Silver began working for Yahoo Sports at the beginning of the 2007 NFL season and was hired by NFL Network in 2013. He left NFL Network in 2021 and started working for Bally Sports in October of that year. In 2022, he joined the San Francisco Chronicle to cover the 49ers and the NFL. In 2024, Silver joined The Athletic as an NFL Senior Writer.

==Published works==
- Rice with Jerry Rice (St. Martin's Press, 1996)
- Walk on the Wild Side with Dennis Rodman (Delacorte Press, 1997)
- All Things Possible with Kurt Warner (HarperSanFrancisco, 2000)

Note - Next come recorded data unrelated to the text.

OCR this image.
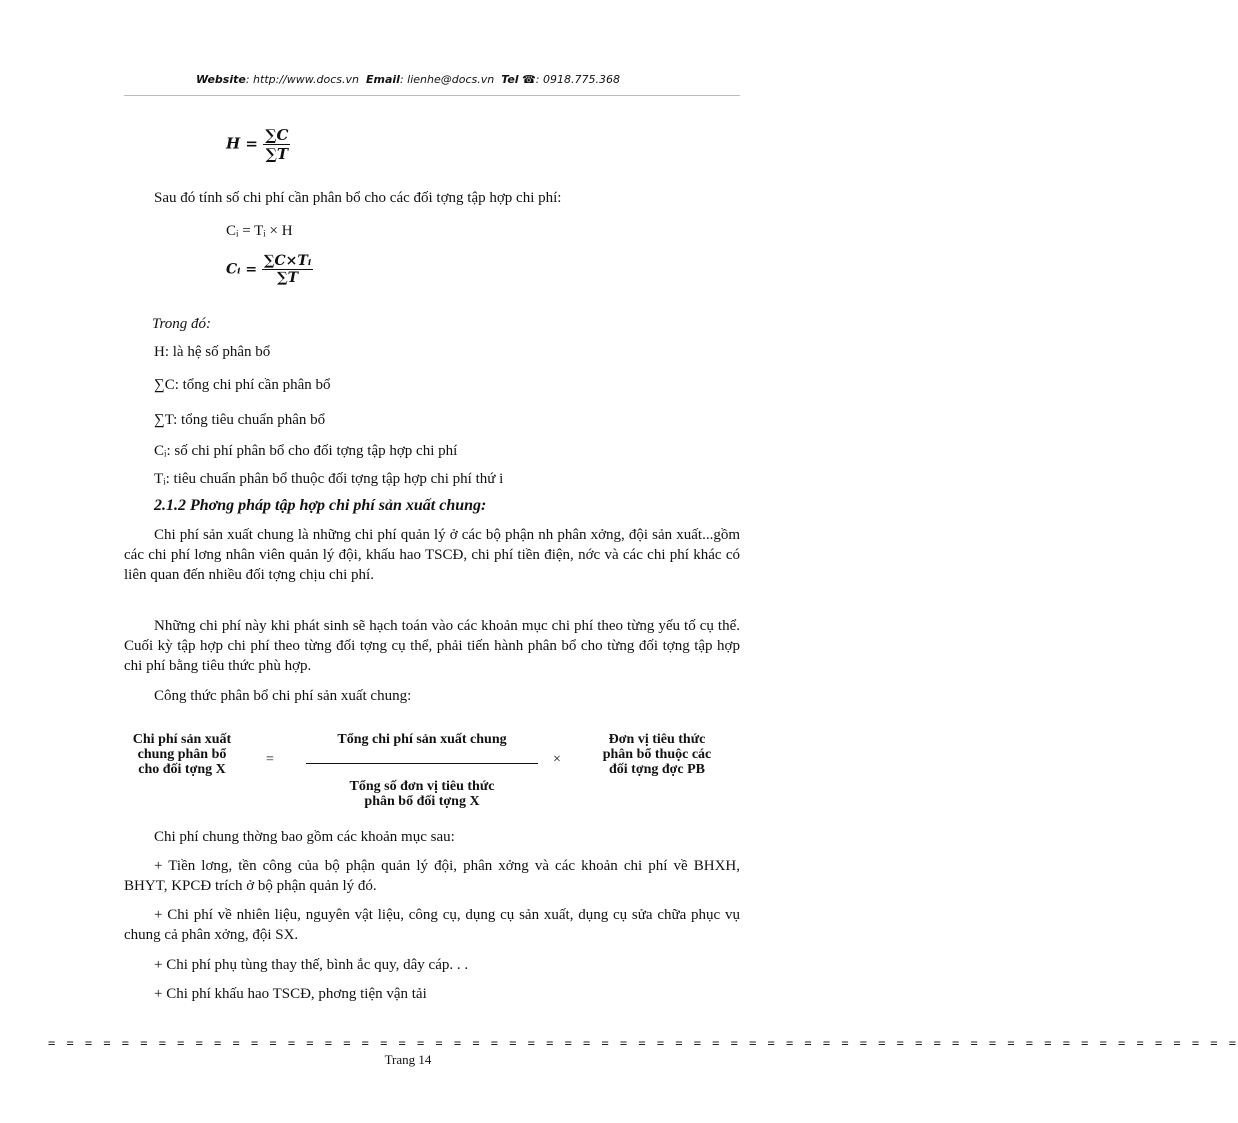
Website: http://www.docs.vn Email: lienhe@docs.vn Tel ☎: 0918.775.368
$H = \frac{\sum C}{\sum T}$
Sau đó tính số chi phí cần phân bổ cho các đối tợng tập hợp chi phí:
Cᵢ = Tᵢ × H
Cᵢ = $\frac{\text{∑C×Tᵢ}}{\sum T}$
Trong đó:
H: là hệ số phân bổ
∑C: tổng chi phí cần phân bổ
∑T: tổng tiêu chuẩn phân bổ
Cᵢ: số chi phí phân bổ cho đối tợng tập hợp chi phí
Tᵢ: tiêu chuẩn phân bổ thuộc đối tợng tập hợp chi phí thứ i
2.1.2 Phơng pháp tập hợp chi phí sản xuất chung:
Chi phí sản xuất chung là những chi phí quản lý ở các bộ phận nh phân xởng, đội sản xuất...gồm các chi phí lơng nhân viên quản lý đội, khấu hao TSCĐ, chi phí tiền điện, nớc và các chi phí khác có liên quan đến nhiều đối tợng chịu chi phí.
Những chi phí này khi phát sinh sẽ hạch toán vào các khoản mục chi phí theo từng yếu tố cụ thể. Cuối kỳ tập hợp chi phí theo từng đối tợng cụ thể, phải tiến hành phân bổ cho từng đối tợng tập hợp chi phí bằng tiêu thức phù hợp.
Công thức phân bổ chi phí sản xuất chung:
Chi phí sản xuất
chung phân bổ
cho đối tợng X
=
Tổng chi phí sản xuất chung
Tổng số đơn vị tiêu thức
phân bổ đối tợng X
×
Đơn vị tiêu thức
phân bổ thuộc các
đối tợng đợc PB
Chi phí chung thờng bao gồm các khoản mục sau:
+ Tiền lơng, tền công của bộ phận quản lý đội, phân xởng và các khoản chi phí về BHXH, BHYT, KPCĐ trích ở bộ phận quản lý đó.
+ Chi phí về nhiên liệu, nguyên vật liệu, công cụ, dụng cụ sản xuất, dụng cụ sửa chữa phục vụ chung cả phân xởng, đội SX.
+ Chi phí phụ tùng thay thế, bình ắc quy, dây cáp. . .
+ Chi phí khấu hao TSCĐ, phơng tiện vận tải
= = = = = = = = = = = = = = = = = = = = = = = = = = = = = = = = = = = = = = = = = = = = = = = = = = = = = = = = = = = = = = = = =
Trang 14
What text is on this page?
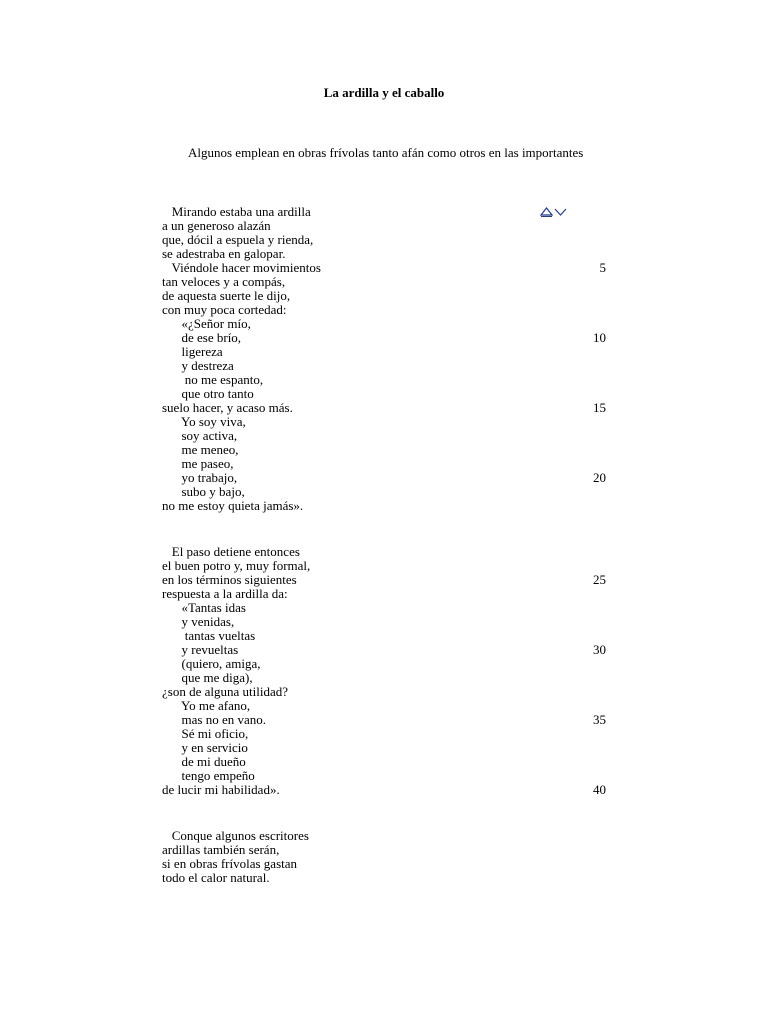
La ardilla y el caballo
Algunos emplean en obras frívolas tanto afán como otros en las importantes
Mirando estaba una ardilla
a un generoso alazán
que, dócil a espuela y rienda,
se adestraba en galopar.
Viéndole hacer movimientos
tan veloces y a compás,
de aquesta suerte le dijo,
con muy poca cortedad:
«¿Señor mío,
de ese brío,
ligereza
y destreza
no me espanto,
que otro tanto
suelo hacer, y acaso más.
Yo soy viva,
soy activa,
me meneo,
me paseo,
yo trabajo,
subo y bajo,
no me estoy quieta jamás».
El paso detiene entonces
el buen potro y, muy formal,
en los términos siguientes
respuesta a la ardilla da:
«Tantas idas
y venidas,
tantas vueltas
y revueltas
(quiero, amiga,
que me diga),
¿son de alguna utilidad?
Yo me afano,
mas no en vano.
Sé mi oficio,
y en servicio
de mi dueño
tengo empeño
de lucir mi habilidad».
Conque algunos escritores
ardillas también serán,
si en obras frívolas gastan
todo el calor natural.
5
10
15
20
25
30
35
40
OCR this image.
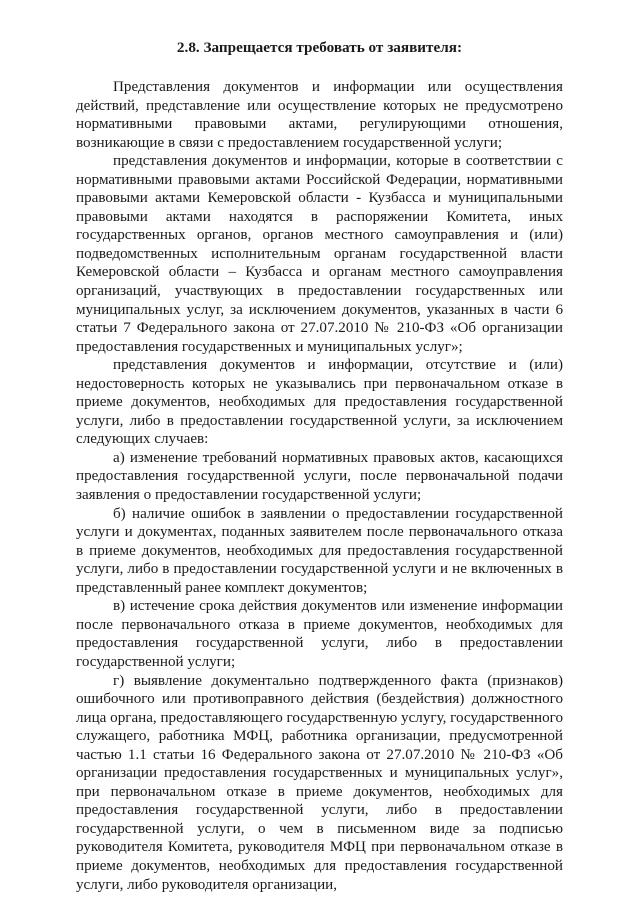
2.8. Запрещается требовать от заявителя:

Представления документов и информации или осуществления действий, представление или осуществление которых не предусмотрено нормативными правовыми актами, регулирующими отношения, возникающие в связи с предоставлением государственной услуги;

представления документов и информации, которые в соответствии с нормативными правовыми актами Российской Федерации, нормативными правовыми актами Кемеровской области - Кузбасса и муниципальными правовыми актами находятся в распоряжении Комитета, иных государственных органов, органов местного самоуправления и (или) подведомственных исполнительным органам государственной власти Кемеровской области – Кузбасса и органам местного самоуправления организаций, участвующих в предоставлении государственных или муниципальных услуг, за исключением документов, указанных в части 6 статьи 7 Федерального закона от 27.07.2010 № 210-ФЗ «Об организации предоставления государственных и муниципальных услуг»;

представления документов и информации, отсутствие и (или) недостоверность которых не указывались при первоначальном отказе в приеме документов, необходимых для предоставления государственной услуги, либо в предоставлении государственной услуги, за исключением следующих случаев:

а) изменение требований нормативных правовых актов, касающихся предоставления государственной услуги, после первоначальной подачи заявления о предоставлении государственной услуги;

б) наличие ошибок в заявлении о предоставлении государственной услуги и документах, поданных заявителем после первоначального отказа в приеме документов, необходимых для предоставления государственной услуги, либо в предоставлении государственной услуги и не включенных в представленный ранее комплект документов;

в) истечение срока действия документов или изменение информации после первоначального отказа в приеме документов, необходимых для предоставления государственной услуги, либо в предоставлении государственной услуги;

г) выявление документально подтвержденного факта (признаков) ошибочного или противоправного действия (бездействия) должностного лица органа, предоставляющего государственную услугу, государственного служащего, работника МФЦ, работника организации, предусмотренной частью 1.1 статьи 16 Федерального закона от 27.07.2010 № 210-ФЗ «Об организации предоставления государственных и муниципальных услуг», при первоначальном отказе в приеме документов, необходимых для предоставления государственной услуги, либо в предоставлении государственной услуги, о чем в письменном виде за подписью руководителя Комитета, руководителя МФЦ при первоначальном отказе в приеме документов, необходимых для предоставления государственной услуги, либо руководителя организации,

- Golden Girl with Natalie Coughlin (Rodale Press, 2006)
- The Why Is Everything: A Story of Football, Rivalry and Revolution (W. W. Norton & Company, 2024)

==Awards==
Silver, who lists professional football, professional basketball, tennis, and college softball as his favorite sports to cover, has received numerous writing awards from several organizations, including the Pro Football Writers of America, the Associated Press Sports Editors and the Pro Basketball Writers of America.